От Эдипа к Нарциссу | страница 64
А. С.: Татьяна очень верно начала с этимологии, где счастье трактуется как соучастье. Это действительно так. Однако как некое совпадение, der Zufall трактуется и случай. Этимологическая близость указывает на метафизическое родство, поскольку и то, и другое обнаруживают нечто, что мы можем испытать лишь как дар, как то, что не зависит от нас ни при каких обстоятельствах. Подобно случаю, который выпадает или не выпадает, счастье есть категория, разрушаемая работой рефлексии, отличная от любых рефлексивных категорий, которые могли бы быть обретены целенаправленным путем, вплоть до Царства Божьего. Счастье не относится к этой серии. Оно выпадает по своим собственным законам. И здесь, как мне кажется, две вещи вызывают специфический интерес.
Прежде всего, это некоторая дискредитированность понятия счастья в качестве темы возможных философских рассуждений. Насколько я помню, со времен докритического Канта едва ли кто серьезно говорил о счастье, хотя бы как об особой формации чувственности, а тем более формации разумности. В XX веке с его крайним подозрением к наивности счастье даже не является предметом возможного рассмотрения. Спекуляции о счастье, о том, как его найти, удержать, приручить к себе, стали уделом составителей гороскопов и авторов «научных руководств» наподобие книжек Карнеги. У меня первой ассоциацией к заявленной теме беседы стала популярная история, как одна женщина получила письмо, переписала его сто раз, разослала по адресам и в результате обрела счастье. Такая вот эволюция термина, от античного гедонизма и французского просвещения до счастливого письма.

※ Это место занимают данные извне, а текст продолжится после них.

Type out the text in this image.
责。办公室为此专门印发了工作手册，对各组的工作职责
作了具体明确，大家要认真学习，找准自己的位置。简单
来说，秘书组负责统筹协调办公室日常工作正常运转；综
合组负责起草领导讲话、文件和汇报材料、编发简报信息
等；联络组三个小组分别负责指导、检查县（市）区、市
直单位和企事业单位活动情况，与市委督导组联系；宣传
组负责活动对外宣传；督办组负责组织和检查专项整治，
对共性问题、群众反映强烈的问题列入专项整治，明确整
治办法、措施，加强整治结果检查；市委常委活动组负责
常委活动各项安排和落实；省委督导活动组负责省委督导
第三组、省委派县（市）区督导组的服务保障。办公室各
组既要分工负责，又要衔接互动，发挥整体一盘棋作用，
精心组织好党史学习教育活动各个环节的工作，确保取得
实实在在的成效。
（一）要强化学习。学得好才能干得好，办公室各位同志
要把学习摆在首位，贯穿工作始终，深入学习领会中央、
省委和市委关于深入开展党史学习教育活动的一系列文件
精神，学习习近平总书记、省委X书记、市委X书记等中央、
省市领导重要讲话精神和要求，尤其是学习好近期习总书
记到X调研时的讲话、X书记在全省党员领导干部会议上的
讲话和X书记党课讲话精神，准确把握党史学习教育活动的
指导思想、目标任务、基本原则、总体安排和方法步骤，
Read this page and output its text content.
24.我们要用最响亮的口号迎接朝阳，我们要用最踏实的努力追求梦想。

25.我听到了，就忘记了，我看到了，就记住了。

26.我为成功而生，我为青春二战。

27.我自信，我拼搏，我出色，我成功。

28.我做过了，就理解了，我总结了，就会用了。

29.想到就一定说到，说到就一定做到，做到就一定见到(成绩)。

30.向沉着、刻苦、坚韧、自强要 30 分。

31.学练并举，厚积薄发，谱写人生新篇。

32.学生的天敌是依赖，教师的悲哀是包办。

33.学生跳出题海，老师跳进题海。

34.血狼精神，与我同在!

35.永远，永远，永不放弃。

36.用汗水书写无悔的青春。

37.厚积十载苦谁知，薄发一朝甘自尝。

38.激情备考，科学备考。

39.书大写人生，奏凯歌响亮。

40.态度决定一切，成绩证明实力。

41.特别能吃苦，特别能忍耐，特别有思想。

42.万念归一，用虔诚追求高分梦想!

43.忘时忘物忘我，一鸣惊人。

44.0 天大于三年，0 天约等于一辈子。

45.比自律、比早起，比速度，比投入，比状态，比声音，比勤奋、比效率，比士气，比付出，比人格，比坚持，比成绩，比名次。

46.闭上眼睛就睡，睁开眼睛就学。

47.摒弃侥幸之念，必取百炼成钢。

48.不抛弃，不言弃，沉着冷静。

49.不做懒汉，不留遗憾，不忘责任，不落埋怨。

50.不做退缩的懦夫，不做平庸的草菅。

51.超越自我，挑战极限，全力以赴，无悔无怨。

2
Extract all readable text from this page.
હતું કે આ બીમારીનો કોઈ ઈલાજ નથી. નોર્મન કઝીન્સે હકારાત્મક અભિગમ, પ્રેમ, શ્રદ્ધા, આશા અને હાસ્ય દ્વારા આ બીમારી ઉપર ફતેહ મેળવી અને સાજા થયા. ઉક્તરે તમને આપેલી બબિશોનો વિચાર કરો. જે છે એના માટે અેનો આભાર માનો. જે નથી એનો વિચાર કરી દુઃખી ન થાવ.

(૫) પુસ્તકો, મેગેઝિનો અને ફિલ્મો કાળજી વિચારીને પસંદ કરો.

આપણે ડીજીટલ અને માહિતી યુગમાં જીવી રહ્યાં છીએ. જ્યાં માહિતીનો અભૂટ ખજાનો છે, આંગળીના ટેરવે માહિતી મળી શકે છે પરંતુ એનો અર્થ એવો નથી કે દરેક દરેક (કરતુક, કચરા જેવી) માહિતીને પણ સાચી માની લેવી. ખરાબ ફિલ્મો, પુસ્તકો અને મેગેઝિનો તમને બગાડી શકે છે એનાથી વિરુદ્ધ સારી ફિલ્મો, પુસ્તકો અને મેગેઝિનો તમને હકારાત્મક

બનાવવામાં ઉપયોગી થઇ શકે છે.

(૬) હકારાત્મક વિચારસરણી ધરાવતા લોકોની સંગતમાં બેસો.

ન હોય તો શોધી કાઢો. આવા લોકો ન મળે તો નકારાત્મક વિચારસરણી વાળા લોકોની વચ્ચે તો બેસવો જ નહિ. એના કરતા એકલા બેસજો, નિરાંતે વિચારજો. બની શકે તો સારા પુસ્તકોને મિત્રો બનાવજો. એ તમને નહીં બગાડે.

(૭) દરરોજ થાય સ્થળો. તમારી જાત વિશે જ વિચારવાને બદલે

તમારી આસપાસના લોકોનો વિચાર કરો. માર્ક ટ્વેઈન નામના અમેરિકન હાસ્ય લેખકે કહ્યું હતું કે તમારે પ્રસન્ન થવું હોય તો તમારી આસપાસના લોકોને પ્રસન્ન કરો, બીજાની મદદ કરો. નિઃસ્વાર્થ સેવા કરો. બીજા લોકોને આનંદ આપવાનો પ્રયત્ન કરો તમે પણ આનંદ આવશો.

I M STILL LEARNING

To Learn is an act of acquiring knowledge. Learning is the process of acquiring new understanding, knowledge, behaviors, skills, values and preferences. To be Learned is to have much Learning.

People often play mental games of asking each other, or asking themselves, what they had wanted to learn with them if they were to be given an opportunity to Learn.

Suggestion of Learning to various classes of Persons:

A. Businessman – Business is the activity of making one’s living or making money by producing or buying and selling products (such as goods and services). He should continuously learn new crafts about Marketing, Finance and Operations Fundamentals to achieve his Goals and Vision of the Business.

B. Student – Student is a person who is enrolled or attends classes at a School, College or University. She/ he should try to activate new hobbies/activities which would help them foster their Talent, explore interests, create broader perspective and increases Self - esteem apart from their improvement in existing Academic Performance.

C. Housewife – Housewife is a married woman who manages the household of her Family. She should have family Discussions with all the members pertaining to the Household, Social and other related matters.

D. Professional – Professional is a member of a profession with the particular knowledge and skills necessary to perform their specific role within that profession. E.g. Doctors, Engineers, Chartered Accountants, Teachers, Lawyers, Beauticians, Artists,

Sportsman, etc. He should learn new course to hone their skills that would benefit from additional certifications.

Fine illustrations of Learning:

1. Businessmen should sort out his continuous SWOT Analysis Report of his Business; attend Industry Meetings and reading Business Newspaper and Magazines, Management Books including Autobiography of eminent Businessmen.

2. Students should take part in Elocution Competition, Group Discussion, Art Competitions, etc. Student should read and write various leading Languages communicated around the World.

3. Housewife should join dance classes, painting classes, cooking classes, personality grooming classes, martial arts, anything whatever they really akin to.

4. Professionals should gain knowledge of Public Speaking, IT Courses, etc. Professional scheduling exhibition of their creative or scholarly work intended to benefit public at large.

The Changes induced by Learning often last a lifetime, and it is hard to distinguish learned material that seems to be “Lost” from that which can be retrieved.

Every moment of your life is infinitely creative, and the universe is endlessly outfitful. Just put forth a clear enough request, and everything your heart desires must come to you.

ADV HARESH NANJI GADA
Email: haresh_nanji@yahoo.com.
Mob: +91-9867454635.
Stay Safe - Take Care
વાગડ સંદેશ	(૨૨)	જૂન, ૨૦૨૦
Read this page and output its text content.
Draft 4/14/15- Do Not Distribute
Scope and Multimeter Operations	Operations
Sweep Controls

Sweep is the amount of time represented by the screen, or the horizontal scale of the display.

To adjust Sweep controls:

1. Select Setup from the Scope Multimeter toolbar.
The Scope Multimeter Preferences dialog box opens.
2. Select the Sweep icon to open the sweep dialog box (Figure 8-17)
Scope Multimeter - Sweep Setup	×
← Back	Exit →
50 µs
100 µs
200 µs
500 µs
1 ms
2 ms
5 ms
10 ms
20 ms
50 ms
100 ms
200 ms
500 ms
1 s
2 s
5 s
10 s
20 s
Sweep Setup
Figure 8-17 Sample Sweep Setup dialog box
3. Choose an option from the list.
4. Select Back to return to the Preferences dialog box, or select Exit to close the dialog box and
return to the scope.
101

В этом есть своя странность, но мы достаточно легко находим ей объяснение, когда обращаемся к гегелевскому несчастному сознанию — к последней формации сознания и первой формации духа. Именно это обращение выясняет единственно возможное место счастья, причем место, по-видимому, утраченное. Счастье остается по ту сторону обретения факта своей смертности, а стало быть, и вспышки сознания. С того момента, как мы обнаруживаем очевидность своей неминуемой смерти и обретаем сознание себя конечным смертным существом, счастье навсегда остается для нас уже по ту сторону. Если мы его и фиксируем, то лишь задним числом, как нечто уже минувшее. И от этого никуда не деться. Вспомним предварительные стратегии несчастного сознания, пока оно обретает свой статус в себе и для себя. Сначала Гегель пишет о стоицизме как попытке выскочить из трудностей реальной предметности, сделав ее формой бытия самого сознания. Затем он пишет о скептицизме, когда все возможные исходы дискредитируются как посторонние по отношению к стихии сознания. И, наконец, вводится собственно несчастное сознание, несчастье которого состоит в том, что оно не может устранить факт своей смертности, произведя «отзнавание». Получается, что главная беда несчастного сознания заключается в том, что оно не способно на забвение печального опыта — опыта смертности, опыта поражения и опыта предыдущих неисполненных обещаний. А поскольку счастье есть самозабвенное доверие бытию и ничем иным оно не может быть, то невозможность современного мыслящего человека обрести счастье как раз в том и состоит, что это самозабвенное доверие недостоверно для нас самих. Бытие неоднократно обманывало нас. Более того, мы знаем, что все возможные выходы, которые мы из него усмотрели, даже в формации несчастного сознания, не являются в конечном счете окончательными выходами. Что они нам дают? Они нам дают разного рода спасительные стратегии, например, стратегии вторичной чувственности, когда мы можем проявить волю и заниматься, скажем, самореализацией, самосовершенствованием, устроением мира, но все равно это безоглядное доверие уже оказывается невозможным. Червячок сомнения будет неустраним. В той мере, в какой мы все равно являемся носителями несчастного сознания, счастье оказывается для нас заведомо недоступным.